Dalam menjalankan tugasnya, yang bersangkutan menyadari bahwa terdapat suatu problematika klasik yang belum mendapatkan jawaban secara tuntas, tidak saja dalam dunia akademis, melainkan sebuah tantangan dalam dunia praktik. Hal yang dimaksud adalah dalam hal disparitas pemidanaan, khususnya putusan perkara tindak pidana korupsi yang memiliki isu hukum sama. Adanya kesenjangan hukuman tanpa alasan yang jelas dalam pemidanaan perkara korupsi memberi gambaran masih adanya disparitas pemidanaan. Salah satu yang menjadi sebab adalah sistem minimum dan maksimum dalam pemidanaan kasus korupsi (Langkun, 2014: 2).
Disparitas ini menyebabkan terjadinya degradasi bagi kepercayaan masyarakat terhadap berbagai putusan pengadilan yang dianggap tidak konsisten. Dalam konteks yang lebih luas, hal ini semakin melebarkan jarak antara ekspetasi masyarakat terhadap putusan hakim dan apa yang menjadi tujuan hukum itu sendiri. Meminjam pandangan Gustav Radbruch, bahwa terdapat setidaknya tiga tujuan hukum, yakni keadilan hukum, kemanfaatan hukum, dan kepastian hukum.
Dalam mewujudkan tujuan hukum, Gustav Radbruch menyatakan perlu menggunakan asas prioritas dari tiga nilai dasar yang menjadi tujuan hukum. Hal ini disebabkan karena dalam realitasnya, keadilan hukum sering berbenturan dengan kemanfaatan dan kepastian hukum dan begitupun sebaliknya. Di antara tiga nilai dasar tujuan hukum tersebut, pada saat terjadi benturan, maka mesti ada yang dikorbankan. Untuk itu, asas prioritas yang digunakan oleh Gustav Radbruch harus dilaksanakan dengan urutan sebagai berikut: 1. Keadilan Hukum; 2. Kemanfaatan Hukum; 3. Kepastian Hukum (Erwin, 2012: 123).
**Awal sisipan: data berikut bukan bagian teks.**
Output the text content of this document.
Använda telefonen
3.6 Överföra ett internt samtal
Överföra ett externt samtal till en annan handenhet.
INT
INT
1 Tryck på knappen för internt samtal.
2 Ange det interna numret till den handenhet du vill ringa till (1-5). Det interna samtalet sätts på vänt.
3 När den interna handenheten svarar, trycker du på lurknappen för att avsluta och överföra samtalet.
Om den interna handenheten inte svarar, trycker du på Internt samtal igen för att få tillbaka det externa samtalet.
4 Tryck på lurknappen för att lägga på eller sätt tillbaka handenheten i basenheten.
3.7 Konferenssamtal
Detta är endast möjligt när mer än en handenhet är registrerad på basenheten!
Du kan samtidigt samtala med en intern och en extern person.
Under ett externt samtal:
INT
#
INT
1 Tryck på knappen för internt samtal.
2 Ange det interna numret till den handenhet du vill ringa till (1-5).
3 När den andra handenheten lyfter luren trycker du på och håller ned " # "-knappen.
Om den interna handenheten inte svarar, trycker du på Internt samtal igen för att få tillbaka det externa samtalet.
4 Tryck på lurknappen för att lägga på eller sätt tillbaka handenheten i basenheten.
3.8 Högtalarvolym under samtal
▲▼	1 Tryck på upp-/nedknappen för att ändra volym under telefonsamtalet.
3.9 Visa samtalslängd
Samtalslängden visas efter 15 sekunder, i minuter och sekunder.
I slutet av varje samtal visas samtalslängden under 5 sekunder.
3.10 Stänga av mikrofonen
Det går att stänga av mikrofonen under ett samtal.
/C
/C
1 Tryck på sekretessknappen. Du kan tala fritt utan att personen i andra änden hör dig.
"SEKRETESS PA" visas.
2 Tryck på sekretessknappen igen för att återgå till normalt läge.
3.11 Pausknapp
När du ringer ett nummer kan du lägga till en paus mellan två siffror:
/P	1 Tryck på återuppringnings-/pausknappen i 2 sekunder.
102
Urutan yang demikian menunjukan bahwa demikian pentingnya posisi keadilan dalam setiap penjatuhan putusan. Namun tidak berhenti sampai di situ, keadilan juga harus membawa manfaat bagi seluruh pihak, dan pada akhirnya keadilan dan kemanfaatan tersebut dibulatkan melalui bentuk sebuah putusan yang mencerminkan terpenuhinya kepastian hukum.
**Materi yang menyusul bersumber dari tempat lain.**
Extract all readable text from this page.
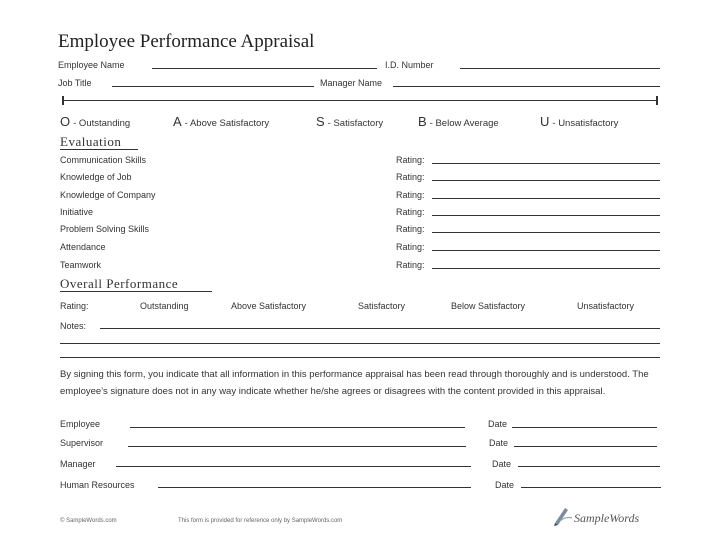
Employee Performance Appraisal
Employee Name	I.D. Number
Job Title	Manager Name
O - Outstanding	A - Above Satisfactory	S - Satisfactory	B - Below Average	U - Unsatisfactory
Evaluation
Communication Skills	Rating:
Knowledge of Job	Rating:
Knowledge of Company	Rating:
Initiative	Rating:
Problem Solving Skills	Rating:
Attendance	Rating:
Teamwork	Rating:
Overall Performance
Rating:	Outstanding	Above Satisfactory	Satisfactory	Below Satisfactory	Unsatisfactory
Notes:
By signing this form, you indicate that all information in this performance appraisal has been read through thoroughly and is understood. The employee's signature does not in any way indicate whether he/she agrees or disagrees with the content provided in this appraisal.
Employee	Date
Supervisor	Date
Manager	Date
Human Resources	Date
© SampleWords.com	This form is provided for reference only by SampleWords.com	SampleWords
Dengan jalan pikiran yang demikian, maka putusan hakim tidak sekedar menjadi sebuah dokumen hukum yang mencerminkan ‘aura’ kepastian hukum di dalamnya, tetapi dalam setiap lembar, setiap pertimbangan, dan setiap argumentasi yang terurai dalam membentuk sebuah putusan, di dalamnya terdapat sinar-sinar keadilan hukum yang memandu setiap aliran pikiran yang pada akhirnya turut membawa kemanfaatan hukum.